JAVA API: Joining Scrolled Search Results


#1

Hi,

I am having some issues trying to work out how to join multiple scrolled search results before returning them from a search function. My search function is as follows:

public JsonNode scrollSearch(SearchSourceBuilder searchSourceBuilder) throws IOException {
        ObjectMapper mapper = new ObjectMapper();
        List data = new LinkedList<>();
        
        SearchRequest searchRequest = new SearchRequest(ES_INDEX)
                .scroll(ES_SCROLL);
        
        // Add additional required parameters to query
        searchSourceBuilder .timeout(ES_TIMEOUT_MS)
                            .size(ES_BULK_SIZE);
        searchRequest.source(searchSourceBuilder);
        
        // Perform search query
        SearchResponse searchResponse = client.search(searchRequest); 
        
        String scrollId = searchResponse.getScrollId();
        SearchHit[] searchHits = searchResponse.getHits().getHits();
        
        while (searchHits != null && searchHits.length > 0) {
            // Add results to List object as they are retrieved
            for (SearchHit hit : searchHits) {
                data.add(mapper.valueToTree(hit));
            }
            
            // Using the Scroll ID, get the next set of results
            SearchScrollRequest scrollRequest = new SearchScrollRequest(scrollId)
                    .scroll(ES_SCROLL);
            searchResponse = client.searchScroll(scrollRequest);
            scrollId = searchResponse.getScrollId();
            searchHits = searchResponse.getHits().getHits();
        }

        // Clear Scrolled Query data from Server
        ClearScrollRequest clearScrollRequest = new ClearScrollRequest(); 
        clearScrollRequest.addScrollId(scrollId);
        ClearScrollResponse clearScrollResponse = client.clearScroll(clearScrollRequest);
        boolean succeeded = clearScrollResponse.isSucceeded();
        if (!succeeded) { LOGGER.log( Level.WARNING, "Scroll Query not cleared"); }
        
        return mapper.readTree(data.toString());
    }

The problem with the above, is that the returned string is still wrapped up in a single array [{....}]. When I use the low level JAVA API client, I don't have the issue, as it returns a normal response {....}. The reason I am trying to use the high level JAVA API, is that I am not restricted to 10k results with it.

Can anyone suggest a better way to join the results before returning them.
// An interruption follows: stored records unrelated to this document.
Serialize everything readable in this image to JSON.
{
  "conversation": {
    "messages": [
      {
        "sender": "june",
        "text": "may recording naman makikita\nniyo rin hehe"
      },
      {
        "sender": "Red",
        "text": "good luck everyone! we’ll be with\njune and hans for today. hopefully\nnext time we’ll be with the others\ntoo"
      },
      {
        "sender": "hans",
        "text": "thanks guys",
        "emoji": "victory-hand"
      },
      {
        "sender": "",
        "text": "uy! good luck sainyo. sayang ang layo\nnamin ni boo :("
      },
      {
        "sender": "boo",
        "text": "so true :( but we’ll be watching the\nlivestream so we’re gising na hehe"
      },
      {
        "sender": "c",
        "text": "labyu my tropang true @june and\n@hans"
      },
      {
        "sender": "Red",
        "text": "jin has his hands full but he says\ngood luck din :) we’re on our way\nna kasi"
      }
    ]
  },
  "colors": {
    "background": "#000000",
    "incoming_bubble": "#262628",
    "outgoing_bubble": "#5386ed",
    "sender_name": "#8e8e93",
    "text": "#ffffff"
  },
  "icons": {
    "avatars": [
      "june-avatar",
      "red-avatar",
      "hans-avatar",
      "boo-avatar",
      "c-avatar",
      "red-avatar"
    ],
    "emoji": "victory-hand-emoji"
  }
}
This function may be called upon over a 1000 times in a single user process, with upwards of over 100k results. I have been looking at this issue for a couple of days now, and I am sure I am missing something :wink:

Thanks,

AoT


(David Pilato) #2

The problem with the above, is that the returned string is still wrapped up in a single array [{....}].

Do you mean that data.toString() gives you the wrong result? I believe this is expected as you created your data object as a List...

The reason I am trying to use the high level JAVA API, is that I am not restricted to 10k results with it.

That's a wrong assertion. Whatever the API you are using, you are limited by default to 10k results with "classic" search but not with "scroll" search.

Can anyone suggest a better way to join the results before returning them.

I believe that what you are doing looks fine BUT if you have 1 billion of results you are going to most likely blow up your client JVM...
Not sure what you are doing then with the resultset. What is your use case ?


#3

I will say, my normal day job is not programming in Java (I have not done any Java coding for close to 15 years). Can you recommend a more efficient way to consolidate the data before returning it to another function for processing?

Sorry, that was what I was trying to say :grin:

Yeah, we did a query today that returns just over 16 million responses, which then crashed the client that was trying to load them. I think I will have to put a hard limit, just to not crash the client. But we did manage to process 250k results in about a minute.

As for the use case, it is for real time analytics of transactional data. We probably should use Hadoop, but others made the decision based on what they knew, and they did not like having to plan their queries and wait for results.


(system) #4

This topic was automatically closed 28 days after the last reply. New replies are no longer allowed.